Mitten in Unterschleißheim:Verlorenes Einkaufsparadies

Wer die Einsamkeit sucht, ist im Isar-Amper-Einkaufszentrum richtig - und bekommt noch eine Reise in die Vergangenheit dazu.

Kolumne von Bernhard Lohr

Was? Sie möchten gerne mal alleine sein. So ganz für sich. Dann gehen Sie doch ins Einkaufszentrum. Das klingt natürlich wie ein ziemlich platter Witz, wenn man den Trubel im Olympia-Einkaufszentrum in München vor Augen hat. Dort treten sich die Leute ja in die Hacken. Dort gehen die Leute ja nicht nur zum Shoppen hin, auch die Plätze in den Cafés sind gut belegt, weil viele offenbar angesichts der Hitze draußen lieber in der klimatisierten Mall ein Eis essen. Der Sommer ist vielen mittlerweile längst unheimlich geworden. Zu trocken, zu heiß.

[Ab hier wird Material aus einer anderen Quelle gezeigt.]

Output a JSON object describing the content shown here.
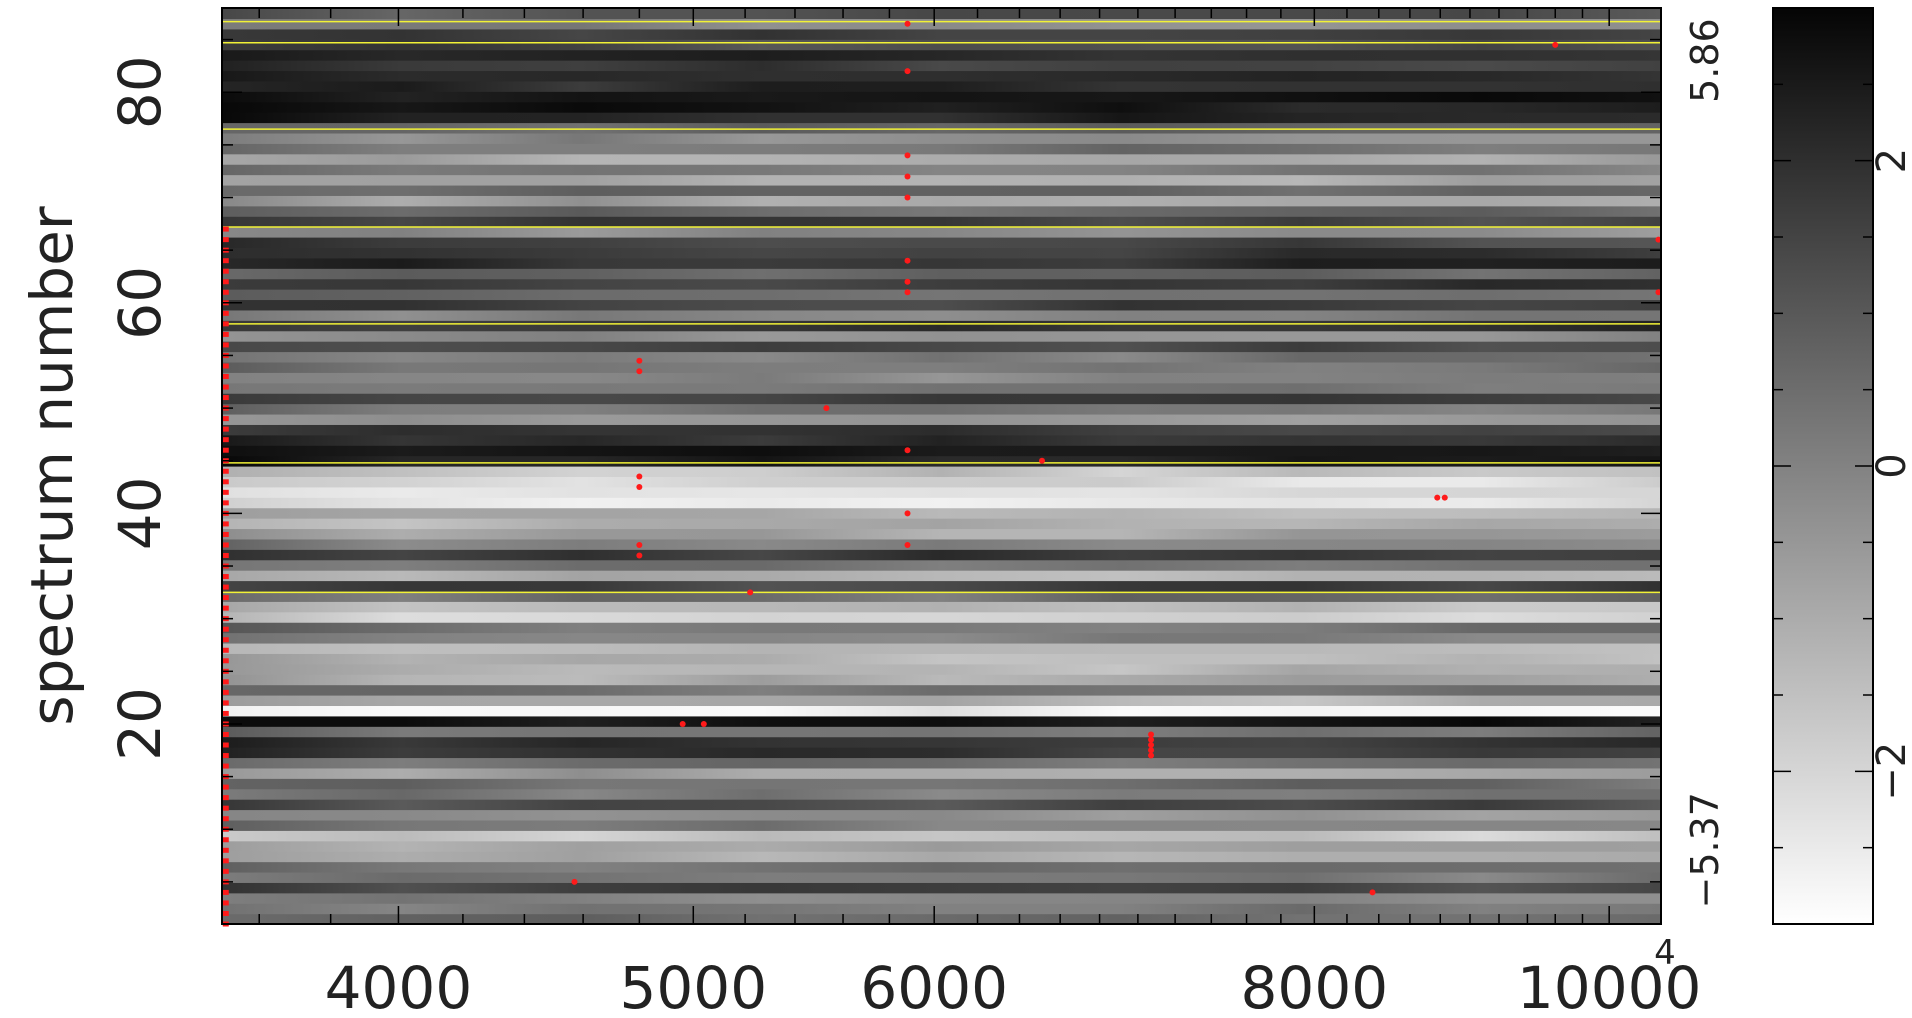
{
  "chart_data": {
    "type": "heatmap",
    "title": "",
    "xlabel": "",
    "ylabel": "spectrum number",
    "xscale": "log",
    "xlim": [
      3500,
      10400
    ],
    "ylim": [
      1,
      88
    ],
    "x_ticks": [
      {
        "value": 4000,
        "label": "4000"
      },
      {
        "value": 5000,
        "label": "5000"
      },
      {
        "value": 6000,
        "label": "6000"
      },
      {
        "value": 8000,
        "label": "8000"
      },
      {
        "value": 10000,
        "label": "10000"
      }
    ],
    "x_corner_label": "4",
    "y_ticks": [
      {
        "value": 20,
        "label": "20"
      },
      {
        "value": 40,
        "label": "40"
      },
      {
        "value": 60,
        "label": "60"
      },
      {
        "value": 80,
        "label": "80"
      }
    ],
    "right_labels": [
      {
        "value": 83,
        "label": "5.86"
      },
      {
        "value": 8,
        "label": "−5.37"
      }
    ],
    "colorbar": {
      "colormap": "grayscale (white = low, black = high)",
      "range": [
        -3,
        3
      ],
      "ticks": [
        {
          "value": 2,
          "label": "2"
        },
        {
          "value": 0,
          "label": "0"
        },
        {
          "value": -2,
          "label": "−2"
        }
      ]
    },
    "yellow_lines": [
      32.5,
      44.8,
      58,
      67.2,
      76.5,
      84.7,
      86.7
    ],
    "red_markers": [
      {
        "x": 4800,
        "y": 54.5
      },
      {
        "x": 4800,
        "y": 53.5
      },
      {
        "x": 4800,
        "y": 43.5
      },
      {
        "x": 4800,
        "y": 42.5
      },
      {
        "x": 4800,
        "y": 37
      },
      {
        "x": 4800,
        "y": 36
      },
      {
        "x": 4960,
        "y": 20
      },
      {
        "x": 5040,
        "y": 20
      },
      {
        "x": 5220,
        "y": 32.5
      },
      {
        "x": 5530,
        "y": 50
      },
      {
        "x": 4570,
        "y": 5
      },
      {
        "x": 5880,
        "y": 86.5
      },
      {
        "x": 5880,
        "y": 82
      },
      {
        "x": 5880,
        "y": 74
      },
      {
        "x": 5880,
        "y": 72
      },
      {
        "x": 5880,
        "y": 70
      },
      {
        "x": 5880,
        "y": 64
      },
      {
        "x": 5880,
        "y": 62
      },
      {
        "x": 5880,
        "y": 61
      },
      {
        "x": 5880,
        "y": 46
      },
      {
        "x": 5880,
        "y": 40
      },
      {
        "x": 5880,
        "y": 37
      },
      {
        "x": 6510,
        "y": 45
      },
      {
        "x": 7070,
        "y": 19
      },
      {
        "x": 7070,
        "y": 18.5
      },
      {
        "x": 7070,
        "y": 18
      },
      {
        "x": 7070,
        "y": 17.5
      },
      {
        "x": 7070,
        "y": 17
      },
      {
        "x": 8360,
        "y": 4
      },
      {
        "x": 8780,
        "y": 41.5
      },
      {
        "x": 8830,
        "y": 41.5
      },
      {
        "x": 9600,
        "y": 84.5
      },
      {
        "x": 10380,
        "y": 66
      },
      {
        "x": 10380,
        "y": 61
      }
    ],
    "red_edge_column": {
      "x": 3510,
      "y_from": 1,
      "y_to": 67
    },
    "legend": "none",
    "grid": false
  }
}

Wem außer der prallen Sonne auch die großen Menschenansammlungen zu viel werden, sollte sich wirklich mal überlegen, nach Unterschleißheim zu fahren, und dort ins Isar-Amper-Einkaufszentrum zu gehen. Ein Eis kriegt er vielleicht sogar auch, wenn er in der Kühltruhe beim Bonus-Markt nachschaut. Aber vor allem findet er dort Ruhe, viel Platz und ein Erlebnis der besonderen Art. Das IAZ wirkt wie aus der Zeit gefallen. Seit längerem stehen fast alle Ladengeschäfte leer. Der mehrgeschossige Bau, am Rathausplatz im Herzen von Unterschleißheim eigentlich gut gelegen, fristet ein Dasein wie Dornröschen im Glassarg: Mehr tot als lebendig, seit klar ist, dass er abgerissen wird. Ende des Jahres muss auch noch der von einer gemeinnützigen GmbH getragene Bonus-Markt raus.

Viele haben das IAZ gedanklich längst aus dem Stadtplan gestrichen. Ins Erdgeschoss verirren sich ja noch manche. Aber im ersten Stock ist man praktisch alleine. Ein Orgelmuseum hat sich dort niedergelassen. Hinter einer Schaufensterfront ist eine beeindruckende Zahl an Orgeln und Akkordeons zu erkennen. Der Blick auf zwei Plakate, die in der einstigen Mall an der Wand hängen, steigert das Gefühl der Verlorenheit ins nahezu Unermessliche. Sie künden von zwei Kunstausstellungen im Jahr 1996. Dass eines davon auf eine Fotoschau in der Städtischen Galerie Göppingen verweist, die "Verlorenes Paradies" hieß, passt zur Szenerie. Ein Einkaufsparadies war das IAZ vielleicht mal. Es ist untergegangen wie das Südsee-Idyll, von dem die Fotos von Giovanni Rizzoli kündeten, die 1996 gezeigt wurden.